Weidel señaló que el objetivo abarca a cientos de miles de personas de ambas nacionalidades. En una entrevista difundida este domingo, argumentó que el sistema de prestaciones sociales no puede mantener el esquema actual de acogida para los refugiados procedentes de Ucrania.
"En Alemania hay más de un millón de ucranianos que reciben beneficios sociales. Es increíble. Nada de esto es ya sostenible económicamente", afirmó la líder de AfD. La cifra se refiere a la población ucraniana que huyó de la invasión rusa iniciada en febrero de 2022 y recibió protección en territorio alemán.
La dirigente reclamó el regreso de esa población y puso el foco en los jóvenes. "Estos ciudadanos ucranianos también tienen que regresar", declaró. Luego precisó que su propuesta incluye "especialmente a los jóvenes ucranianos en edad militar". No detalló qué procedimientos aplicaría una eventual administración de AfD a quienes tienen permiso de protección temporal, residencia u otra situación migratoria regular.

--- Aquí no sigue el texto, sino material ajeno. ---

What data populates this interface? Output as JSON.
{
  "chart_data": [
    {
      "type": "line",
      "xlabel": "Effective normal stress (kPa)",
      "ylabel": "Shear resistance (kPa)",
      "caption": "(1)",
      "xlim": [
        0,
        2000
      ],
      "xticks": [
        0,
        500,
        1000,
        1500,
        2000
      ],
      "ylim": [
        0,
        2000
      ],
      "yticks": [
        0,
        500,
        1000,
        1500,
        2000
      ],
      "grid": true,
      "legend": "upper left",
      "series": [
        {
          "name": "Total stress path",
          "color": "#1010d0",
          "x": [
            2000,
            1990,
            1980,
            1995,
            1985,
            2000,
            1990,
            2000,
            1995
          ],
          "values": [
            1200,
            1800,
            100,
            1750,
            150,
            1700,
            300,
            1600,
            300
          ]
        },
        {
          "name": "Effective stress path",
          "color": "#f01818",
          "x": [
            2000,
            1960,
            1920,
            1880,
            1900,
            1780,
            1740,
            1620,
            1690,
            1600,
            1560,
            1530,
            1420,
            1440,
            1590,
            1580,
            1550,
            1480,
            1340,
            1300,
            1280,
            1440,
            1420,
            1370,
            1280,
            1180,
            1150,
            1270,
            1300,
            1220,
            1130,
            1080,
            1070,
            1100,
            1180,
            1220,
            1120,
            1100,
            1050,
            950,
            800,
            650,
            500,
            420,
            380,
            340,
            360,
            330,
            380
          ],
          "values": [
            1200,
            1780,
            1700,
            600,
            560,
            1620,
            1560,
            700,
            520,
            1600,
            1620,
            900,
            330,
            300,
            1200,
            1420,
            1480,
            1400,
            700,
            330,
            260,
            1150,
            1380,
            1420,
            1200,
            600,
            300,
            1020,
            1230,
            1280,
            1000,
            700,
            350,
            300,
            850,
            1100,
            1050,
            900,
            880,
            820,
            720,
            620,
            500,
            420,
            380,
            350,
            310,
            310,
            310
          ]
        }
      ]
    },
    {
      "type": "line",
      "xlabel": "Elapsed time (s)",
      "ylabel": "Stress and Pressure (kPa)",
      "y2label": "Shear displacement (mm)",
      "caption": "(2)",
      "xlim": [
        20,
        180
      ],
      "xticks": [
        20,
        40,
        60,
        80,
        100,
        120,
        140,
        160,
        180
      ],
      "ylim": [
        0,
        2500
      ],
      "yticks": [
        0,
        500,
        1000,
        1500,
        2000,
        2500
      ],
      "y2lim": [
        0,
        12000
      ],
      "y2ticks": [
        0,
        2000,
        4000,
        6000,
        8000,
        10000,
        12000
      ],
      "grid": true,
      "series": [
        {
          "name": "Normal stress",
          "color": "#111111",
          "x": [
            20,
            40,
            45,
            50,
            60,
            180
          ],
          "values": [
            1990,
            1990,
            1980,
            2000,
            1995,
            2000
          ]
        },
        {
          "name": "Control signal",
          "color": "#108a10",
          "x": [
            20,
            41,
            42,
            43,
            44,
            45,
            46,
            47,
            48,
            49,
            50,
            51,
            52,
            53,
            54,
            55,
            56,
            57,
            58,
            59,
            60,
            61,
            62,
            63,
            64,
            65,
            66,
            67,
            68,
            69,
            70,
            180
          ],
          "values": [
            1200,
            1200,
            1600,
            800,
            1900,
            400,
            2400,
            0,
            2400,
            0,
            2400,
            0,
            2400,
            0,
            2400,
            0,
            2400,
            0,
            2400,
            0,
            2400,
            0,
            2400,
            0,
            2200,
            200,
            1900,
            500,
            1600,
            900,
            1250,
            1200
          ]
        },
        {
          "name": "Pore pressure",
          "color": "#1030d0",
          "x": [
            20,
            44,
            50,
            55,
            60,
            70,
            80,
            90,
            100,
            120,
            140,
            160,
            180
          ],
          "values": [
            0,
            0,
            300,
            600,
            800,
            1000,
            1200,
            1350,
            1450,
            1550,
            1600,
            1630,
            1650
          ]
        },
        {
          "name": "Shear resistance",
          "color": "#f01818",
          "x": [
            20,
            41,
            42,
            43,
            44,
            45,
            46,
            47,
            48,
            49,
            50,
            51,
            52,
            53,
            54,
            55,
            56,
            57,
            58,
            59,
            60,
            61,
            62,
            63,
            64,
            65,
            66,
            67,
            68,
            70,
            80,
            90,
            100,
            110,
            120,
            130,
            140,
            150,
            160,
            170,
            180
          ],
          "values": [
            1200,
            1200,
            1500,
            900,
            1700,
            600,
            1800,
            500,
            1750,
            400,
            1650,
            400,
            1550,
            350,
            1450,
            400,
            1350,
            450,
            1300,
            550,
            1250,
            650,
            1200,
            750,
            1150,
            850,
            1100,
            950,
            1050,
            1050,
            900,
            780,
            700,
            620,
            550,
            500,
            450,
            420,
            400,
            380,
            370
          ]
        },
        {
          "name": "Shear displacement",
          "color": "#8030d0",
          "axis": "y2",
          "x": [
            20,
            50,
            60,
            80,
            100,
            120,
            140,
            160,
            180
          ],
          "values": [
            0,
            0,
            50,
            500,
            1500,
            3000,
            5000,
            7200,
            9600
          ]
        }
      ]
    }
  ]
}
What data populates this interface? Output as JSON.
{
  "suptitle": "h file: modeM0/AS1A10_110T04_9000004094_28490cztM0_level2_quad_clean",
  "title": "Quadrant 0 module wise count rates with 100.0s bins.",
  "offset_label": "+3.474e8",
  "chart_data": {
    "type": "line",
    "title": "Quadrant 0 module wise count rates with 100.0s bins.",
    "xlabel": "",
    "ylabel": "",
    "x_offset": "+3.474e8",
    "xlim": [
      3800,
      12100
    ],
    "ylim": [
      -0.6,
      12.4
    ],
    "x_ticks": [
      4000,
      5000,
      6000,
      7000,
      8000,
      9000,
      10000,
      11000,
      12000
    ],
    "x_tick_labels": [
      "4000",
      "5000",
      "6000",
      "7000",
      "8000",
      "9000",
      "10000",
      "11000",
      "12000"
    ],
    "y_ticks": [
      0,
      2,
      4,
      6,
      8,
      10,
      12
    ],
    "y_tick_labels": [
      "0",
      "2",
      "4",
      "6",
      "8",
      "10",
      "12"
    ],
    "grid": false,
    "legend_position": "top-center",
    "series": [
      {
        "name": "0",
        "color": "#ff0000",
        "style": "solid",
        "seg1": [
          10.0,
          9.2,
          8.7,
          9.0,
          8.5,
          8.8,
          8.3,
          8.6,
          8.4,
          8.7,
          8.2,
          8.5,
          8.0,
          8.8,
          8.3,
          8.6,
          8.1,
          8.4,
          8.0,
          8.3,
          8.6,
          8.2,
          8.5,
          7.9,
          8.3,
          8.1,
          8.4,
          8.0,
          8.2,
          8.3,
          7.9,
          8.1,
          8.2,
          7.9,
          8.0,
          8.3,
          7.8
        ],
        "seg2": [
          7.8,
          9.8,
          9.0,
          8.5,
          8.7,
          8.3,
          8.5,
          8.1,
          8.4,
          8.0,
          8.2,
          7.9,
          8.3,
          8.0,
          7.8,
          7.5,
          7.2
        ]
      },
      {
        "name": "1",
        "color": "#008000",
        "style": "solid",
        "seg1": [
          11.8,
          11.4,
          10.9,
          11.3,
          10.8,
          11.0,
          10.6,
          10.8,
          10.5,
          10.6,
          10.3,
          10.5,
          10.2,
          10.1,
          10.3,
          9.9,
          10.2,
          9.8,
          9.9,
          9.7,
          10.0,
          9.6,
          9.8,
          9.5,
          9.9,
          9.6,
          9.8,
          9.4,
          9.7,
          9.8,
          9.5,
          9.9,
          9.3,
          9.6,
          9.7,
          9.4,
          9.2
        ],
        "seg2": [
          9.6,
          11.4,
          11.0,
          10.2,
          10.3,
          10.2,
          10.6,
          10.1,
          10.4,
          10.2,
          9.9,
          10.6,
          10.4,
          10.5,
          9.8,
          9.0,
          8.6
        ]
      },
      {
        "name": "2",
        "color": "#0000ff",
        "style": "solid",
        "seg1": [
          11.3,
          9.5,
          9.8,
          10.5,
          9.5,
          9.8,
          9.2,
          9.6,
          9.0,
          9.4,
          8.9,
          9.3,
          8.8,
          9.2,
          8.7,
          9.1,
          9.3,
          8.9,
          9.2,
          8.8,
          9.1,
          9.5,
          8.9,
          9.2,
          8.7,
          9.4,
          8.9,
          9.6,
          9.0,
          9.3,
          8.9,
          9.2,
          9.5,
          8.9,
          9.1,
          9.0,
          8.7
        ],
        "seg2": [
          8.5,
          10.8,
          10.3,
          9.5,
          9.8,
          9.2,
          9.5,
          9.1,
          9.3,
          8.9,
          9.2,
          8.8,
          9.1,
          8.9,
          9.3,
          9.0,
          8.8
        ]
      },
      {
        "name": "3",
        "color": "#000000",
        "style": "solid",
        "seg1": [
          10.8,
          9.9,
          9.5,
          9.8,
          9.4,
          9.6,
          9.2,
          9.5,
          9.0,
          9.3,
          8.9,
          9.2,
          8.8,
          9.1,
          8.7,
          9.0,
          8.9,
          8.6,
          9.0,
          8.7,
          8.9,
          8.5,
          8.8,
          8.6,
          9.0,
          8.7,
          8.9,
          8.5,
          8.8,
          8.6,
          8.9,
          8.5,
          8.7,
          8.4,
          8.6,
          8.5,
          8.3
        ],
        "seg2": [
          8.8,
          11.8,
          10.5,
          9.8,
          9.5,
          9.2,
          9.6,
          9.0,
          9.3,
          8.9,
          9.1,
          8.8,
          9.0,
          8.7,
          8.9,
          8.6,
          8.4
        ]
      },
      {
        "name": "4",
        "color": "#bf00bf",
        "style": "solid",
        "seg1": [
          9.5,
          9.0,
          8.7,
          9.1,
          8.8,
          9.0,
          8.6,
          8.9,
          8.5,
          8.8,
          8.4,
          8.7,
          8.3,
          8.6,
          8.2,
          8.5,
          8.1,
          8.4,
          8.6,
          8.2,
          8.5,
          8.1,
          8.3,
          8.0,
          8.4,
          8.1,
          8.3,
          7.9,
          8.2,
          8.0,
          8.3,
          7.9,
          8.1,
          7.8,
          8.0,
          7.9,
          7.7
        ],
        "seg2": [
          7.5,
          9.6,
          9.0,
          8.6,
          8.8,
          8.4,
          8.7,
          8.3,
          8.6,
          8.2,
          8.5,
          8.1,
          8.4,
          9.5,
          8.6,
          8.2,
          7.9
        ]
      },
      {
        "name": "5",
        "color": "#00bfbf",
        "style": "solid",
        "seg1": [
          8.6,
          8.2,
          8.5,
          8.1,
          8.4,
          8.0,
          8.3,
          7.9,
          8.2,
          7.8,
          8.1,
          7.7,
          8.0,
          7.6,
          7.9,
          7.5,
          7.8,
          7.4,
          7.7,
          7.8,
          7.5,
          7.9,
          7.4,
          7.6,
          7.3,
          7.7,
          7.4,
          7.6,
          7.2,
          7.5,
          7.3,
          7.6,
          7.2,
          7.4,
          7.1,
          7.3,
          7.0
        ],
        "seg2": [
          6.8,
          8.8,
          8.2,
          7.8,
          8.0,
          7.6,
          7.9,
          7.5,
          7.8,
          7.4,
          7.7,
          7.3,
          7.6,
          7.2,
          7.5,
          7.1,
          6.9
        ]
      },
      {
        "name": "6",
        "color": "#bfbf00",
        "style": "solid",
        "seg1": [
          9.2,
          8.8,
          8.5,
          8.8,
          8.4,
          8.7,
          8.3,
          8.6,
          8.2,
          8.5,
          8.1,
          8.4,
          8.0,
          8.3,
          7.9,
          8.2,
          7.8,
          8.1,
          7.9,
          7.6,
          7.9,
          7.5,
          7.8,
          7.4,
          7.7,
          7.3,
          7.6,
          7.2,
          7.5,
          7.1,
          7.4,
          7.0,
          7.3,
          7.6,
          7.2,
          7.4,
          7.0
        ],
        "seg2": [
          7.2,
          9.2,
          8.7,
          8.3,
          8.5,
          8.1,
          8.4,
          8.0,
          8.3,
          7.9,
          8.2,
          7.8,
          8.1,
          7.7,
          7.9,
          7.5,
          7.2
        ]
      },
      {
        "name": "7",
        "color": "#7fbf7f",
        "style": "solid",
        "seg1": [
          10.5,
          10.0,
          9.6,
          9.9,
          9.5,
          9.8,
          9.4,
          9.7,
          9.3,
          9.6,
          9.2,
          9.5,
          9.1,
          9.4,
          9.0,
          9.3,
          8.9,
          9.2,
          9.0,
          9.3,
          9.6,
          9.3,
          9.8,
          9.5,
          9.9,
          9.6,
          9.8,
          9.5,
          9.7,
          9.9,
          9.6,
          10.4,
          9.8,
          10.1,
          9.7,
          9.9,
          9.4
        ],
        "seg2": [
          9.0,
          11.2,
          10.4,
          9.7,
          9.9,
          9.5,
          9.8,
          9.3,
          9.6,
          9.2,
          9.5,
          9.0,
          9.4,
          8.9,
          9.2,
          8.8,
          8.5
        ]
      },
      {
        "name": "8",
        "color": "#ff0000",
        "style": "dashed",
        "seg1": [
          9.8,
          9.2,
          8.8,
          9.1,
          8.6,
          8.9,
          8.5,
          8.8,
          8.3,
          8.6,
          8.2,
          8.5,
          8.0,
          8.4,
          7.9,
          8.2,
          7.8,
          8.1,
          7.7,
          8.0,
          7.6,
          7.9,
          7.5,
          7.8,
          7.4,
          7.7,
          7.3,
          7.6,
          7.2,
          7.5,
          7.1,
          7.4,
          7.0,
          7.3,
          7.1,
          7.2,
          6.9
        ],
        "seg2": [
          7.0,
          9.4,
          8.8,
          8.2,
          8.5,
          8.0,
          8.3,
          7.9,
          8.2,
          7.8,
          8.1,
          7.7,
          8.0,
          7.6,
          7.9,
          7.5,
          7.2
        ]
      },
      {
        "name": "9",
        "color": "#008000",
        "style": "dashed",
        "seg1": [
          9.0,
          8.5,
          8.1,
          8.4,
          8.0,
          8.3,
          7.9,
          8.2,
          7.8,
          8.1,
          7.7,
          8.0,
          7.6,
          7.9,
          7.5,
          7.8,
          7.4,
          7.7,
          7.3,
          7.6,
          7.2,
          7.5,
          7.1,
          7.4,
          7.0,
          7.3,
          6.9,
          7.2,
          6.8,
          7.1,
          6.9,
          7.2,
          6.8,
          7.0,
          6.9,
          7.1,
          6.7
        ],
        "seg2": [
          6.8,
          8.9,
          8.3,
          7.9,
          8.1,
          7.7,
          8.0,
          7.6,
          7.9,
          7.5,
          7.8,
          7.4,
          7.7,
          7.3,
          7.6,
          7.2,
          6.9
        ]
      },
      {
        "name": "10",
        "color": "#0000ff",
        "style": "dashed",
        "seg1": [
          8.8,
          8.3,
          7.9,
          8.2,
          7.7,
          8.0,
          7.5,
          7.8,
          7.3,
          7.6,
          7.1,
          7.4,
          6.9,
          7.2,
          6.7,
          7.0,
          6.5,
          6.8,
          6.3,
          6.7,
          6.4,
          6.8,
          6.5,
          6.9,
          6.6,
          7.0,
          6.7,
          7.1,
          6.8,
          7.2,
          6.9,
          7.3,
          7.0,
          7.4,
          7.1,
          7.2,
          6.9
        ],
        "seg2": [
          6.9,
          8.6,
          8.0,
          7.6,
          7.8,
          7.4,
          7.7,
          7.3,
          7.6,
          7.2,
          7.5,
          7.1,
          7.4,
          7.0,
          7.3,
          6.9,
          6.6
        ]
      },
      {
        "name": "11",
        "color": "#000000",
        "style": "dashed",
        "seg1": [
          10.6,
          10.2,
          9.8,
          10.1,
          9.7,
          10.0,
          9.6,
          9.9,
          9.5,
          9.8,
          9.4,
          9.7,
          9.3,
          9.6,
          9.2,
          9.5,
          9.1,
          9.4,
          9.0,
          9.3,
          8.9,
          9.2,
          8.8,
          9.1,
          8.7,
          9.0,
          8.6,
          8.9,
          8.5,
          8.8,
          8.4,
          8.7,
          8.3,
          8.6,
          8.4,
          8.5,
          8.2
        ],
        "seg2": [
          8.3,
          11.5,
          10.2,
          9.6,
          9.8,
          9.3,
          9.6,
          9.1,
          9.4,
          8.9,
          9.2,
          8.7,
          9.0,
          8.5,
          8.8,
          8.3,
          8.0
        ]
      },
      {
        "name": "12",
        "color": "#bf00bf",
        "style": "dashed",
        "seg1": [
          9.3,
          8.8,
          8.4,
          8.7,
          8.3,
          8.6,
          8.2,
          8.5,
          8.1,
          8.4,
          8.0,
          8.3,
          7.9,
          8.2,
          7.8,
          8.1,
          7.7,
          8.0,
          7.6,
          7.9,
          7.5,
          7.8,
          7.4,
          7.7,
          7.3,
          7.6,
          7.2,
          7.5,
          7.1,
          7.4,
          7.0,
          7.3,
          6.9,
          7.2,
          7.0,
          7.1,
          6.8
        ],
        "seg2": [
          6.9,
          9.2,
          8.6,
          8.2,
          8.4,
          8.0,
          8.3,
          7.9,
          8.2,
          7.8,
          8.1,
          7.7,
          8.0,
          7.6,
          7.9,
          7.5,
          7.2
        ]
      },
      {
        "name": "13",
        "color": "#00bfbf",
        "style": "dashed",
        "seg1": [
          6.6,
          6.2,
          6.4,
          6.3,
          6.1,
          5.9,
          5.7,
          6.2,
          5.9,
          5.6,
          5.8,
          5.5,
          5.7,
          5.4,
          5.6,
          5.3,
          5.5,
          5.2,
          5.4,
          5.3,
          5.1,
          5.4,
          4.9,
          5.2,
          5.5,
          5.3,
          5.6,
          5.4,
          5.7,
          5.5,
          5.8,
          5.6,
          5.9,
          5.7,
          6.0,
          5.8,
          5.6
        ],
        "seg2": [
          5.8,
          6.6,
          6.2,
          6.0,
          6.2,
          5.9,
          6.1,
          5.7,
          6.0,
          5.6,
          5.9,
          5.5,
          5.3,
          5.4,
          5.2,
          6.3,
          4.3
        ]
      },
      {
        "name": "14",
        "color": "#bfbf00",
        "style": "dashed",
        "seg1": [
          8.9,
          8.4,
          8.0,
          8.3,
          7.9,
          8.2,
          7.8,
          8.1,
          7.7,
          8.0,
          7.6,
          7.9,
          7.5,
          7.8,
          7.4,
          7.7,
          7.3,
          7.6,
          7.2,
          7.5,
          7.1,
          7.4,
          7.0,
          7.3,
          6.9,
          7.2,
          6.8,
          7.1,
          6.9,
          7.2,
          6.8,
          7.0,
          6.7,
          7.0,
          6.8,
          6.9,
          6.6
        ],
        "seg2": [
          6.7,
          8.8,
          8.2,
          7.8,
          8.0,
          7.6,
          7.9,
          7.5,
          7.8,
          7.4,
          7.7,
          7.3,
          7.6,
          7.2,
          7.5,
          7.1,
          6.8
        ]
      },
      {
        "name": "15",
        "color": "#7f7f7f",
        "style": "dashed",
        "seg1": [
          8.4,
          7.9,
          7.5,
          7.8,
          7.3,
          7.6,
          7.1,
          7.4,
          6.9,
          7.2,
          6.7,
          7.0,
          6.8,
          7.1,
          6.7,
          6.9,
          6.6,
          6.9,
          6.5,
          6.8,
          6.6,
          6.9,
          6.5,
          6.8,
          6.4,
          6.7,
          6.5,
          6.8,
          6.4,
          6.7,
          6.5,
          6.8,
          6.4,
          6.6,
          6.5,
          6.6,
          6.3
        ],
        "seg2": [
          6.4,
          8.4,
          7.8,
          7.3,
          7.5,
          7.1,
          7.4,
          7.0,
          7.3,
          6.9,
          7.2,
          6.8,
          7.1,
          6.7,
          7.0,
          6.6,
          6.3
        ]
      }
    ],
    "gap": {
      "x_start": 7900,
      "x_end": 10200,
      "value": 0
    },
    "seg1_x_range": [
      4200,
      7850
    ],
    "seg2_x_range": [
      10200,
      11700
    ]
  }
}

La propuesta sobre los refugiados forma parte de un cambio que Weidel plantea para la relación con Kiev. La copresidenta de AfD prometió terminar la ayuda financiera y política destinada a Ucrania en el marco de la guerra.
"Vamos a cesar los pagos a Ucrania y todo el apoyo a la guerra", manifestó. También anticipó que su formación exigirá una devolución de fondos. "Vamos a hacer reclamaciones sustanciales de devolución a Ucrania", dijo.
En el caso de los refugiados sirios, Weidel afirmó que la causa que impulsó su salida de Siria ya no se mantiene. "Como la razón de que huyeran ya no existe en su país de origen, tienen que regresar", sostuvo, al tiempo que agregó que "el asilo es un derecho temporal y cuando el motivo del asilo ya no existe, esta gente tiene que volver y no debe ser nacionalizada".
Weidel también propuso examinar los casos de sirios que ya recibieron la ciudadanía alemana. "Revisaremos a los sirios nacionalizados para saber si se cumplieron de verdad los criterios" para otorgarla. "Tenemos dudas considerables", afirmó.
Sus declaraciones incluyeron críticas al canciller Friedrich Merz, de la Unión Demócrata Cristiana (CDU). Weidel auguró un reemplazo del actual jefe de Gobierno y cuestionó la capacidad de su partido para conservar respaldo electoral. "No veo ninguna alternativa realmente viable en la CDU porque tienen un problema de credibilidad", afirmó.
La líder de AfD también cuestionó la contribución alemana al presupuesto de la Unión Europea. Prometió reclamar aportes y reducir los recursos destinados a las instituciones comunitarias. "Sencillamente no vamos a seguir financiando toda la diversión de nuestros vecinos", sostuvo.
"Limpieza étnica"
Las nuevas manifestaciones de Weidel llegaron pocos días después de un enfrentamiento parlamentario con Merz, quien acusó a AfD de defender una política de expulsiones basada en el origen de las personas.
"Si lo que aquí se defiende, a saber, la 'remigración', llegara a hacerse realidad, no sería más que un sinónimo de limpieza étnica basada en el origen y el color de la piel", expresó Merz.
El cruce ocurrió tras las elecciones regionales de Sajonia-Anhalt, donde AfD obtuvo el 43,8% de los votos y la CDU quedó segunda con el 17,2%. La fuerza ultraderechista alcanzó 39 de los 83 escaños del Parlamento regional, a tres de la mayoría absoluta.
El programa de AfD prevé acelerar la salida de solicitantes de asilo rechazados, promover retornos voluntarios y establecer clases separadas para hijos de refugiados. Merz advirtió que un plan de expulsiones masivas afectaría sectores que dependen de trabajadores extranjeros.
"El sector artesanal en Alemania dejaría de funcionar, ninguna residencia de ancianos podría seguir funcionando, ningún hospital del país podría funcionar", declaró el canciller durante el debate.
Weidel rechazó esa caracterización y reclamó la expulsión de quienes recibieron decisiones negativas en sus solicitudes de asilo. "Hay más de un millón de refugiados cuya solicitud de asilo ha sido rechazada más de una vez. ¿Qué hacen todavía aquí? ¡Deberían ser expulsados!", afirmó.
El diputado de AfD Bernd Baumann defendió que la "remigración" planteada por el partido se limita a "la expulsión sistemática, conforme a la ley, de todos los extranjeros obligados a abandonar el país". Merz respondió que el 56% de los votantes de Sajonia-Anhalt no respaldó a la formación ultraderechista.